On the one hand I make commissioned illustrations, on the other hand I do free work. The performance installations. In my work I try to ask questions about reality. What is the norm? The work itself is somewhere in between art and illustrations. I like to exhibit my work without too much context. It must be an experience you cannot avoid.
For example, I am now in the investigative phase of a project. I am going to shoot three music videos, and I’ll create an installation where each video will be recorded in. I don’t necessarily view music as a three-minute pop song. A song could also go on for an hour as a rhythm that merges with the surrounding space.
You’ve completed a bachelor’s degree as an Interior Architect at the Royal Academy of Art. Do you remember why you chose that study and do you use this knowledge in your current work?
In the past I wasn’t aware you could also make or invent something that does not necessarily have a functional purpose. You’re young and you think about what suits you. I really liked it in the beginning, but slowly but surely it became less about creating and more about responding to the wishes and needs of the customer. Furnishing and designing started to bother me more and more. It always had to be functional and it had to be about something. That’s still a twosome in my mind. Do I just want to make things that make people think? Or do I also want to create something functional that makes people think? The artistic struggle, haha!
It is sometimes said that artists are never really satisfied with their own work. How about you?
Yes, I kind of agree with that. For example, I drew for the Correspondent for a very long time. I liked doing that, but in the end I’m not really happy with the end result. The articles I drew about determined too much of the work. I illustrated about Brexit for quite some time. Then at some point I only got asked to do illustrations about Brexit. It takes time to work your way out of that. I’m finally at a point where people more and more ask me for collaborations that have no link with previous illustrations.
Dilemma: create a masterpiece (in your eyes) that hardly anyone will see, or go viral with something you’re not completely happy with?
Going viral, haha. As said, you always create things you’re not completely satisfied with. Going viral creates more attention, which may open more doors to other work.
You recently started the Raam Maar initiative, would you like to tell us something about it?
With Raam Maar I organize two weekly drawing art exhibitions. An artist makes nine drawings that I exhibit in my window. It originated in the first days of the lockdown. Of course nothing was organised. The only outing I had left was going to the supermarket. I happen to live in a square where one window of my home is prominently visible to passers-by. So then I jokingly hung some of my drawings in the window.
Suddenly there were people standing in front of the house all the time. One thing led to another and now we are at our 46th exhibition! We also have several locations that rotate the works. In addition, we now also organize small events around the opening of new exhibitions. I think Raam Maar will also continue after corona. It’s a good feeling to offer other artists a stage.

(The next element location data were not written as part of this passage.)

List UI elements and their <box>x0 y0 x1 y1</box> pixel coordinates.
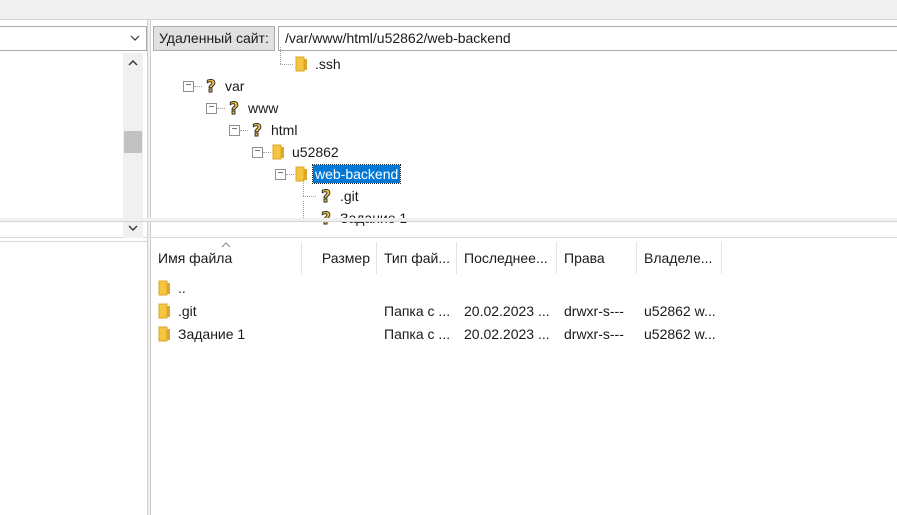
column-header-size[interactable]: Размер <box>302 242 377 274</box>
file-list-header: Имя файла Размер Тип фай... Последнее...… <box>151 242 897 274</box>
file-type: Папка с ... <box>384 325 451 342</box>
tree-item[interactable]: web-backend <box>295 163 402 185</box>
collapse-toggle[interactable]: − <box>229 125 240 136</box>
file-date: 20.02.2023 ... <box>464 302 550 319</box>
tree-connector <box>303 179 304 196</box>
tree-item-label: .ssh <box>315 56 341 72</box>
tree-connector <box>280 47 281 64</box>
chevron-up-icon <box>128 60 138 66</box>
remote-pane: Удаленный сайт: /var/www/html/u52862/web… <box>151 20 897 515</box>
column-header-name[interactable]: Имя файла <box>151 242 302 274</box>
remote-tree[interactable]: .ssh? var −? www −? html − u52862− web-backend −?… <box>151 47 897 238</box>
tree-connector <box>303 201 304 218</box>
local-pane <box>0 20 147 515</box>
column-type-label: Тип фай... <box>384 250 451 266</box>
column-owner-label: Владеле... <box>644 250 713 266</box>
svg-text:?: ? <box>252 121 262 139</box>
unknown-folder-icon: ? <box>249 121 265 139</box>
file-name-cell: Задание 1 <box>151 326 302 342</box>
tree-item-label: u52862 <box>292 144 339 160</box>
svg-text:?: ? <box>229 99 239 117</box>
file-date: 20.02.2023 ... <box>464 325 550 342</box>
tree-connector <box>303 196 316 197</box>
column-size-label: Размер <box>321 250 370 266</box>
folder-icon <box>158 303 172 319</box>
tree-item[interactable]: .ssh <box>295 53 343 75</box>
svg-text:?: ? <box>206 77 216 95</box>
file-name: Задание 1 <box>178 325 246 342</box>
collapse-toggle[interactable]: − <box>252 147 263 158</box>
svg-text:?: ? <box>321 187 331 205</box>
file-permissions: drwxr-s--- <box>564 325 624 342</box>
folder-icon <box>272 144 286 160</box>
folder-icon <box>295 56 309 72</box>
tree-item[interactable]: ? www <box>226 97 280 119</box>
file-owner: u52862 w... <box>644 302 716 319</box>
local-path-combo[interactable] <box>0 26 147 51</box>
column-name-label: Имя файла <box>158 250 233 266</box>
top-strip <box>0 0 897 20</box>
folder-icon <box>295 166 309 182</box>
table-row[interactable]: .. <box>151 276 897 299</box>
column-header-owner[interactable]: Владеле... <box>637 242 722 274</box>
horizontal-splitter[interactable] <box>0 218 897 222</box>
tree-item-label: www <box>248 100 279 116</box>
table-row[interactable]: .git Папка с ... 20.02.2023 ... drwxr-s--- u… <box>151 299 897 322</box>
tree-connector <box>217 108 225 109</box>
file-name: .git <box>178 302 197 319</box>
remote-site-bar: Удаленный сайт: /var/www/html/u52862/web… <box>151 26 897 51</box>
column-perm-label: Права <box>564 250 605 266</box>
tree-item[interactable]: u52862 <box>272 141 341 163</box>
scroll-thumb[interactable] <box>124 131 142 153</box>
remote-site-label: Удаленный сайт: <box>153 26 275 51</box>
tree-connector <box>240 130 248 131</box>
tree-item-label: var <box>225 78 245 94</box>
column-header-date[interactable]: Последнее... <box>457 242 557 274</box>
tree-item[interactable]: ? var <box>203 75 246 97</box>
unknown-folder-icon: ? <box>203 77 219 95</box>
file-owner: u52862 w... <box>644 325 716 342</box>
file-type: Папка с ... <box>384 302 451 319</box>
tree-item-label: .git <box>340 188 359 204</box>
tree-item[interactable]: ? .git <box>318 185 361 207</box>
chevron-down-icon[interactable] <box>128 31 142 45</box>
file-permissions: drwxr-s--- <box>564 302 624 319</box>
local-tree-scrollbar[interactable] <box>123 53 143 238</box>
file-name-cell: .git <box>151 303 302 319</box>
tree-item-label: web-backend <box>311 164 402 184</box>
collapse-toggle[interactable]: − <box>206 103 217 114</box>
tree-item-label: html <box>271 122 298 138</box>
tree-connector <box>286 174 294 175</box>
tree-connector <box>263 152 271 153</box>
folder-icon <box>158 326 172 342</box>
folder-icon <box>158 280 172 296</box>
tree-connector <box>280 64 293 65</box>
sort-ascending-icon <box>221 242 231 248</box>
column-header-type[interactable]: Тип фай... <box>377 242 457 274</box>
remote-file-list[interactable]: Имя файла Размер Тип фай... Последнее...… <box>151 242 897 515</box>
unknown-folder-icon: ? <box>318 187 334 205</box>
local-tree[interactable] <box>0 53 147 238</box>
remote-path-input[interactable]: /var/www/html/u52862/web-backend <box>278 26 897 51</box>
chevron-down-icon <box>128 225 138 231</box>
file-name: .. <box>178 279 186 296</box>
column-date-label: Последнее... <box>464 250 548 266</box>
tree-connector <box>194 86 202 87</box>
collapse-toggle[interactable]: − <box>275 169 286 180</box>
file-name-cell: .. <box>151 280 302 296</box>
scroll-up-button[interactable] <box>123 53 143 73</box>
unknown-folder-icon: ? <box>226 99 242 117</box>
tree-item[interactable]: ? html <box>249 119 299 141</box>
collapse-toggle[interactable]: − <box>183 81 194 92</box>
table-row[interactable]: Задание 1 Папка с ... 20.02.2023 ... drwxr-… <box>151 322 897 345</box>
local-file-list[interactable] <box>0 241 147 515</box>
column-header-permissions[interactable]: Права <box>557 242 637 274</box>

Finally, what does success mean to you?
Success means to me that I can just do what I want. That I don’t have to think about what I’m doing every time. It’s a kind of mental agility, which allows you to deal with any situation and not get stuck in what doesn’t work for too long. And then when you have some kind of success in what you do, share it with others. I try to achieve that with Raam Maar.
During Rotterdam Art Week (1-4 juli) Jip Piet is opening the doors of his atelier in atelier-building Kunst & Complex.